Shout outs to that last option, though, which honestly felt like an accessibility feature that should just be a toggle. Being able to focus on how to manipulate the board, rather than beating myself up for being unable to conceptualize it, made everything a lot more fun.
One problem: those boss fights are rare and the moment-to-moment combat has fewer flourishes. Even for my bad brain, I started recognizing the sets of patterns The Origami King was playing with, making standard fights equal parts a pushover and boring. The game slowly adds more variety to these fights over time, but it happens too slowly. It’s almost as though The Origami King realizes it’s playing with some big ideas and wants players to spend time coming to grips with them, but waits too long for the training wheels to come off.
This issue is exasperated by the lack of interesting things to do elsewhere.
The focus in The Origami King is twofold—exploration and combat—and the ceiling of your enjoyment is directly tied to how much you enjoy doing the very specific tasks being asked in those modes. In exploration, it’s about searching high and low for hidden toads, each of whom quickly delivers a witty one-liner upon being found. The lines are pretty good, as is all of the sharp writing in The Origami King, but this is not a game where you’re going to spend a lot of time marinating in the storytelling, and the act of searching for these toads is frequently tiresome and a trite collectible. It’s something Nintendo often avoids in its games.
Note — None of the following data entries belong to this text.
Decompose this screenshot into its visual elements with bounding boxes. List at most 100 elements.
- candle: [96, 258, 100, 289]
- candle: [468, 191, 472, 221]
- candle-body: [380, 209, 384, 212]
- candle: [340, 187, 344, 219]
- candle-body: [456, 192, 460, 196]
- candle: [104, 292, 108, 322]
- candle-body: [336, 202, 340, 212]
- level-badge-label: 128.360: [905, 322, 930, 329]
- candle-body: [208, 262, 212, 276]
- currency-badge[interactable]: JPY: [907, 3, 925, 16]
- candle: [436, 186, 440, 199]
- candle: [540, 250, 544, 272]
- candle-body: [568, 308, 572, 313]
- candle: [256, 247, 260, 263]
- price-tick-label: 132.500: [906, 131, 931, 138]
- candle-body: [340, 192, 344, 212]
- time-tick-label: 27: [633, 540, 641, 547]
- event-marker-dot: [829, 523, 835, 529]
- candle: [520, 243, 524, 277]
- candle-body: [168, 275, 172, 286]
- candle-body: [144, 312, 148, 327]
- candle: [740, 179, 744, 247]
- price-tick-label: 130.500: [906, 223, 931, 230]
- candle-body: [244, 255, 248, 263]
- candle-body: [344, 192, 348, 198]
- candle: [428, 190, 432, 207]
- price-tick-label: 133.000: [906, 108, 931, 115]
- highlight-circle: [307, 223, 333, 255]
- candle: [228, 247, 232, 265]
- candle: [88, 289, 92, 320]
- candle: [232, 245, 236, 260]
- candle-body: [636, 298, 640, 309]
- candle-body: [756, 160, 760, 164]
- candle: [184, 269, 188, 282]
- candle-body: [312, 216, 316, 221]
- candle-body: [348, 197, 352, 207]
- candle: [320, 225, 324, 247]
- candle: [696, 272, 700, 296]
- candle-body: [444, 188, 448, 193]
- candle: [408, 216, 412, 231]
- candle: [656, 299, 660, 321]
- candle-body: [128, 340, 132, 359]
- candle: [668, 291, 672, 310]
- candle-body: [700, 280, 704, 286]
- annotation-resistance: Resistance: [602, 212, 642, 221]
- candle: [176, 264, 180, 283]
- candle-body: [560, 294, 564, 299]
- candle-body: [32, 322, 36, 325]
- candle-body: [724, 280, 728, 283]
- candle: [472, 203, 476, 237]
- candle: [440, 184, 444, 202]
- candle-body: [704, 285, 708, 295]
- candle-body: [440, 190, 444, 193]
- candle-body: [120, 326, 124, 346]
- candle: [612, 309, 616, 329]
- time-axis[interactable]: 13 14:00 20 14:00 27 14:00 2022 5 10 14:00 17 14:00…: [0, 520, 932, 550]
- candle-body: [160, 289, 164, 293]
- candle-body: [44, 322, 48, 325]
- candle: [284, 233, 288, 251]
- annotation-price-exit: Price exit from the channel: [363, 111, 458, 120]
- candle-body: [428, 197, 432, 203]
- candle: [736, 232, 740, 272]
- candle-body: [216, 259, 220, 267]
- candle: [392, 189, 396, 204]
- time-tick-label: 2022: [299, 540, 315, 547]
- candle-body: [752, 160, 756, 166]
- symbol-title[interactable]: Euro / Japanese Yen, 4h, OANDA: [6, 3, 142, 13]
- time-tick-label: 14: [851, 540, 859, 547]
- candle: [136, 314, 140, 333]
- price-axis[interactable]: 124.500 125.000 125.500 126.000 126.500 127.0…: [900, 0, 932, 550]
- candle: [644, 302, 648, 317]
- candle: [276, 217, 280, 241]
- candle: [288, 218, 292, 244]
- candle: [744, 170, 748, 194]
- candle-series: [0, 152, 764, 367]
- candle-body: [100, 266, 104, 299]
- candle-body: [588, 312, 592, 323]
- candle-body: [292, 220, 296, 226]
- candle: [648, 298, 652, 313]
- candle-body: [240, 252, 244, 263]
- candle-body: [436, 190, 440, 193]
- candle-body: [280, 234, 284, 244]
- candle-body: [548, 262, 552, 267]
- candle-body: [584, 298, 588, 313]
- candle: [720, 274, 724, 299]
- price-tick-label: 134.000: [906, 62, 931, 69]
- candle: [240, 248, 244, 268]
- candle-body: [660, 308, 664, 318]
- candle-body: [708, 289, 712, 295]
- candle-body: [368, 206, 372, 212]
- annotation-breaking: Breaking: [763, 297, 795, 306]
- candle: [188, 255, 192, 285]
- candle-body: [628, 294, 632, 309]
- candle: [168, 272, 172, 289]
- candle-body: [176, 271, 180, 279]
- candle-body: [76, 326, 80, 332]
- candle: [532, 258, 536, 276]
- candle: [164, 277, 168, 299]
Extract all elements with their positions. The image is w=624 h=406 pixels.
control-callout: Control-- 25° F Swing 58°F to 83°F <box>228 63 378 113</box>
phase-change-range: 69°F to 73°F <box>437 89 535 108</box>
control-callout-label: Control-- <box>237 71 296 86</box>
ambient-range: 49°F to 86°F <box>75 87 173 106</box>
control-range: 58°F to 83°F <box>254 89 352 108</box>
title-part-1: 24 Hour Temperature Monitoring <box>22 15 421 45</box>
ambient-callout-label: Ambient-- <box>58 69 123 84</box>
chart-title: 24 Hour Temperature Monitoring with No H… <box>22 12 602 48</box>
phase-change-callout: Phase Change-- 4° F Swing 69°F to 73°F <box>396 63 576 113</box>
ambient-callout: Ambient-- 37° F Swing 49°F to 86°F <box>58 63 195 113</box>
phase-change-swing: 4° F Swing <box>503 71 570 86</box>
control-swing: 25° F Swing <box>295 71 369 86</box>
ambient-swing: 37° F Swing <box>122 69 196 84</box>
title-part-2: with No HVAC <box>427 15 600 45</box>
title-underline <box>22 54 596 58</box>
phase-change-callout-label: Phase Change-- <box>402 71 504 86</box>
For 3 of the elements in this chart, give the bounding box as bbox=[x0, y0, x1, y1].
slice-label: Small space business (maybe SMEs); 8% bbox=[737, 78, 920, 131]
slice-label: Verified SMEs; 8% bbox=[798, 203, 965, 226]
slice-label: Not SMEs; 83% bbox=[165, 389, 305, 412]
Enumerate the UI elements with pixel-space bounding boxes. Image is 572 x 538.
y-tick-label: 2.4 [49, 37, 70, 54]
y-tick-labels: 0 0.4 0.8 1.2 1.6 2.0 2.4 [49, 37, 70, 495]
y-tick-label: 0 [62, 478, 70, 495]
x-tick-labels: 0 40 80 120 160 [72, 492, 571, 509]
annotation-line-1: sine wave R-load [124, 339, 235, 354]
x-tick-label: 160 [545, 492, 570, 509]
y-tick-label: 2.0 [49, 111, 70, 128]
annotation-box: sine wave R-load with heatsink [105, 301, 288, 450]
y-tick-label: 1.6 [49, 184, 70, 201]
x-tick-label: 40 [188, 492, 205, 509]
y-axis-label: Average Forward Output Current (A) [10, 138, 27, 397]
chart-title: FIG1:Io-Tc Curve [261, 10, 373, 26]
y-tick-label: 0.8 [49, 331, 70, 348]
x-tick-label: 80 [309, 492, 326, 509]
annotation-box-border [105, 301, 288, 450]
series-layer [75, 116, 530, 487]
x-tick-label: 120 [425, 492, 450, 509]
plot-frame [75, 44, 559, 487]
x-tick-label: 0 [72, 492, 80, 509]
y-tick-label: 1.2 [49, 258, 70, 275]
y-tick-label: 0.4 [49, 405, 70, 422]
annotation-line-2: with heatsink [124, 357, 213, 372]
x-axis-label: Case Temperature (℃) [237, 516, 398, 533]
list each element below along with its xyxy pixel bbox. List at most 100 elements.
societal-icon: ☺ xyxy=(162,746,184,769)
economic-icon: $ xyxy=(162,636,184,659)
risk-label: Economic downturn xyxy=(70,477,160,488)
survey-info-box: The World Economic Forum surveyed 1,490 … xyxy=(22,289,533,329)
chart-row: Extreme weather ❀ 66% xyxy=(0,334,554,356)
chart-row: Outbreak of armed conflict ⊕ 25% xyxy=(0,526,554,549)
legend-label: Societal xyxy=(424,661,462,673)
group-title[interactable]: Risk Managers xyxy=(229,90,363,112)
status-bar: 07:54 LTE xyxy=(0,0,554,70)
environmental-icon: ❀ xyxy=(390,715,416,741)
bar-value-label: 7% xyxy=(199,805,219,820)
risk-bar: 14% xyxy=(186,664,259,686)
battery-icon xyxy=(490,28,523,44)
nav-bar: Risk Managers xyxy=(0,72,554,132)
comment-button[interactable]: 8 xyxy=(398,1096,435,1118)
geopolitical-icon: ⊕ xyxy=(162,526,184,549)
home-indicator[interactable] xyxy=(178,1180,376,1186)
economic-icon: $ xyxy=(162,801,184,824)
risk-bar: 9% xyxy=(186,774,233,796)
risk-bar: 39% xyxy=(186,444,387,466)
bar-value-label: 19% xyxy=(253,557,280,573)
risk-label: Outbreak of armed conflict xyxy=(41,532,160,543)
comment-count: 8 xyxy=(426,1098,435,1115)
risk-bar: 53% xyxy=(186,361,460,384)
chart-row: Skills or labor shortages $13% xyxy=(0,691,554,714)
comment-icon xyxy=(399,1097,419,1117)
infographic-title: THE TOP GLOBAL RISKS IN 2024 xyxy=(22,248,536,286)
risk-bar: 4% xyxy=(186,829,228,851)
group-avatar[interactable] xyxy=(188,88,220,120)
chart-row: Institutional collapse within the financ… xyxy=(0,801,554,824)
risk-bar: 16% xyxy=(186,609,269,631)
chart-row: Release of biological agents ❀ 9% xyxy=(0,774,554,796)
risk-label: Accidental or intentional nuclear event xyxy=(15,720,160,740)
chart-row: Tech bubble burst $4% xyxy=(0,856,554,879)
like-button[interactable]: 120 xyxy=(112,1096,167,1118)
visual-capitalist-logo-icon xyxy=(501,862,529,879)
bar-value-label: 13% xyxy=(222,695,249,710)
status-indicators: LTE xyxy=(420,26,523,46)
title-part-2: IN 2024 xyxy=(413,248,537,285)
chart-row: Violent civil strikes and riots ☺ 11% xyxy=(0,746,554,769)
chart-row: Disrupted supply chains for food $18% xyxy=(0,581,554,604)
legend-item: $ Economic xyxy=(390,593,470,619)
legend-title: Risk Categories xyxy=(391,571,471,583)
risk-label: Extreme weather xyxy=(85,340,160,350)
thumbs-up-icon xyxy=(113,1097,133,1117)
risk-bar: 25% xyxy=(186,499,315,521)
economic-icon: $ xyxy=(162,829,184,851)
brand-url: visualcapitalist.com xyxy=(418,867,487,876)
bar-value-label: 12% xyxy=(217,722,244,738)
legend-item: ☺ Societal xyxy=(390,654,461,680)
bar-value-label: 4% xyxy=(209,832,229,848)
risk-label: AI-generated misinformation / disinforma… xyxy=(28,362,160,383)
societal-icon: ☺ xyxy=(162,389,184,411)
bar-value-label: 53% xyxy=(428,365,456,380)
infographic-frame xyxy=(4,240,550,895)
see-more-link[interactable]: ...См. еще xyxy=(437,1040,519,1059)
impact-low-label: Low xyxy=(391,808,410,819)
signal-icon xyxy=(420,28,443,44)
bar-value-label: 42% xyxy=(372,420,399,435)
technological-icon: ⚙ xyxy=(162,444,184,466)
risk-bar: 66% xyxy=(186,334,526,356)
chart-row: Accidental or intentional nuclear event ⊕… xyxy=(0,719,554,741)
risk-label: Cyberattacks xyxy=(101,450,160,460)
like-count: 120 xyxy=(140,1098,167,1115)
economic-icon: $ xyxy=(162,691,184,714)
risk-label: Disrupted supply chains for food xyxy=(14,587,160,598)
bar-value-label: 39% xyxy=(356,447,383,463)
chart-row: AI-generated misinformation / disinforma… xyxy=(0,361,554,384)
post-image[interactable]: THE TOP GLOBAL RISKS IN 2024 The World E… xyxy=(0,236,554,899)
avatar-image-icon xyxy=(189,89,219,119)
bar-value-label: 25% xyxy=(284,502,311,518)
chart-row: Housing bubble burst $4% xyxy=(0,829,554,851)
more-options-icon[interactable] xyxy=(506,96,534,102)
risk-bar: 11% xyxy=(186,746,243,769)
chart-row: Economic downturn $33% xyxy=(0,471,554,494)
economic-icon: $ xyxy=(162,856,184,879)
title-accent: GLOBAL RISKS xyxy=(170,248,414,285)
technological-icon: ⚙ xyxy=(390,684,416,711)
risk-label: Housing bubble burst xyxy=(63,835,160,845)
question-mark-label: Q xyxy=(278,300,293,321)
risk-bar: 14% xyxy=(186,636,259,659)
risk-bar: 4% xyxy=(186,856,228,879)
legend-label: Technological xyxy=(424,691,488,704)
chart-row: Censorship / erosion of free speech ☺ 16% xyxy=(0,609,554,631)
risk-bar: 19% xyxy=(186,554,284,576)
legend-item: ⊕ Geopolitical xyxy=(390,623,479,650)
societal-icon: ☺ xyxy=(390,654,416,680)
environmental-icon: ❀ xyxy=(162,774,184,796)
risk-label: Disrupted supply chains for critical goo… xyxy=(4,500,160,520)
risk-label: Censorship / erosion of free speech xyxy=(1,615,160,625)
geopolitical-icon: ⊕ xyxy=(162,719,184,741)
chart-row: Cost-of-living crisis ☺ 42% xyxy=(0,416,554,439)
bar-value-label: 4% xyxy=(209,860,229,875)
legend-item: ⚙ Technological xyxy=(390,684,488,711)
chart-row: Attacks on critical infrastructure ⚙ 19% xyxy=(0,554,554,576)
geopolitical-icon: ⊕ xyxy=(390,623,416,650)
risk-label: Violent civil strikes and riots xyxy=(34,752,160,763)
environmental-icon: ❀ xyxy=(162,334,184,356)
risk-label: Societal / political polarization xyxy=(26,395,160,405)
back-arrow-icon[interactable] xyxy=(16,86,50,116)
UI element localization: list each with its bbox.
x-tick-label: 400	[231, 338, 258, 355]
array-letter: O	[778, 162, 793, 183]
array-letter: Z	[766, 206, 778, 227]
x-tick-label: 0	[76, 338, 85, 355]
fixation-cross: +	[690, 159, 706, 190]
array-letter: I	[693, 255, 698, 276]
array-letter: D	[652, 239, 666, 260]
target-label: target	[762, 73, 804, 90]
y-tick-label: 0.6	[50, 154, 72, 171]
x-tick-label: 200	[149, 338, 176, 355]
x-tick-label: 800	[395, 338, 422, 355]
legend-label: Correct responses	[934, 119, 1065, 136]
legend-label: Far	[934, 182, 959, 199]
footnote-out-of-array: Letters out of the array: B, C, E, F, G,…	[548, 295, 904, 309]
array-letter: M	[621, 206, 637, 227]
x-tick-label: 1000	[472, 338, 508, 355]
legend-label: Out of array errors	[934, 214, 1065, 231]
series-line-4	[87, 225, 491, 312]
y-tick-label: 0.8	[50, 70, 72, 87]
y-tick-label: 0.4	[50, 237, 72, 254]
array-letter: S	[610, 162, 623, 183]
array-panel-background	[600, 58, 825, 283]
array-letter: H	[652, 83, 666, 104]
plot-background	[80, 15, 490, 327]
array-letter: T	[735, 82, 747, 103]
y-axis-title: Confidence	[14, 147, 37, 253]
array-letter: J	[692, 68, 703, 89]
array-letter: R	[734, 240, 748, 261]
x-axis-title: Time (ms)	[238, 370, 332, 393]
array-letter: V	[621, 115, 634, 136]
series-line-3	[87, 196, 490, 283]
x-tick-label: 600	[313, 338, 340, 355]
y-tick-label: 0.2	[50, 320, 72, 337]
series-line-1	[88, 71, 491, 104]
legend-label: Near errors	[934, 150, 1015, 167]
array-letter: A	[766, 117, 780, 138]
I find myself in a strange place with The Origami King. It’s weird and different in some very good ways, but too often, I’m waiting around for something more interesting to happen. It seems like the perfect game to slowly pick at during this obnoxiously hot summer, and maybe it gets more interesting in the second half as more ideas are layered into combat, but I can’t help but feel The Origami King is built around a cool concept and not much more.